Friday, October 26, 2012

The Writers' and Artists' Yearbook Guide to Getting Published by Harry Bingham

Written emphatically from the author's point of view, this is an expert guide to the process of getting published, from submitting your work and finding an agent, to working with a publishing house and understanding the book trade. 

Together with interviews from authors, agents and publishers (including the CEO of Harper Studio, and the Editorial Director of Macmillan New Writing) as well as buyers from Waterstones and Asda, it offers advice on: * finding an agent or publisher * successful approaches for covering letters and synopses * understanding contractual terms * working with publishers and the editorial process * your role in helping to publicise your work.

The Writers' and Artists' Yearbook Guide to Getting Published will enable you to market your work more professionally, understand the relationship you will have with both agent and publisher and offers a contemporary inside view of the publishing industry. Along with the essential contacts in the Writers' and Artists' Yearbook, this is a professional tool you will not want to be without.


I like to know stuff.  Hence too many reference books on random subjects that worry visitors to our house.  Why yes, I am very interested in how to raise ancient Babylonian demons! Aren't you?

I'm also a fan of how-to books when it comes to writing and screen writing and the writing craft in general.  This isn't a book that's going to tell you how to create better characters, how to write fun believable dialogue or how to churn out a thriller that will win awards.

This books is about a writer's job.  The stuff that leads up to becoming agented, published and what comes after.  A lot of general "how to" books touch on these subjects briefly towards the end of the books but none really delve very deep into the ins and outs of contracts, on percentages on self-promotion and marketing and such.

This book by Harry Bingham does.  It's written with humour and style and I chuckled a lot whilst reading it.  The language is low key and informal and very direct.  I spotted someone on Amazon in their review mentioning that it brought home several truths about the publishing industry - and they weren't really things the reader wanted to know.

But that's the thing - you have to know.  You have to know what to look at when you are handed a contract by an editor or agent.  You have to be able to figure out who will look after you the best if you have multiple agents interested in representing you.  How do you handle edits from an editor - all these things are important and not a lot of it gets covered in the average how-to book.

The Guide to Getting Published, as I mentioned, doesn't beat around the bush.  Harry includes several opinion pieces from people within the industry, he cites his own examples from his long career and he also has snippets of information from other contributors.  I like that he gives advice on various things and yet fully expect you to be wearing your big person pants and make informed decisions.

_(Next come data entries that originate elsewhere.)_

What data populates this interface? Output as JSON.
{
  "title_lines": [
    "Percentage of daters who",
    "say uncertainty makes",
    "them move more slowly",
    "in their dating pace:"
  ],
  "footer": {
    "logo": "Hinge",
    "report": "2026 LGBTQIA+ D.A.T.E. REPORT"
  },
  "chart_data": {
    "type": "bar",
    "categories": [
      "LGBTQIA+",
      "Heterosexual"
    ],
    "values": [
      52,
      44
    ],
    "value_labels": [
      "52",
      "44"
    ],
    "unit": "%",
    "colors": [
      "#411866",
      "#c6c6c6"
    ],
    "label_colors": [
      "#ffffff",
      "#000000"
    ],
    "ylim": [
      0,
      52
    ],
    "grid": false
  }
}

Subjects covered are all pertinent - some more pertinent to me now than before and together with a copy From Pitch to Publication newbie writers should pretty much be set to be able to handle all kinds of stuff the industry throws at them.

Subjects covered: writing a synopsis and submission letter to an agent / editor (things to do and not to do), deciding if your manuscript is ready to be sent out (it usually isn't, I was guilty of this too oh so many years ago now).  The pros and cons of having an agent, what an agent actually does, decoding a bit of language and terms which is always helpful.  Looking at a standard agency contract...What happens when you get a book deal, what does it mean to you / your agent / the publisher etc.  What happens after that, about second books, and your career? How do you sort out tax and a lot of very grown up business-related stuff.

I'd recommend a copy of this wholeheartedly to writers who would like to know more, apologies if it sounds like I'm a voice-over from Starship Troopers, about the industry, how things fit together, how they work.  It's a book that is of interest, I suppose, to writers who are looking to, I don't know: "level up" before taking a bigger, further step.  It's always good to know stuff and GTGP is packed full of usual (and funny) information and advice.  A good buy, for sure.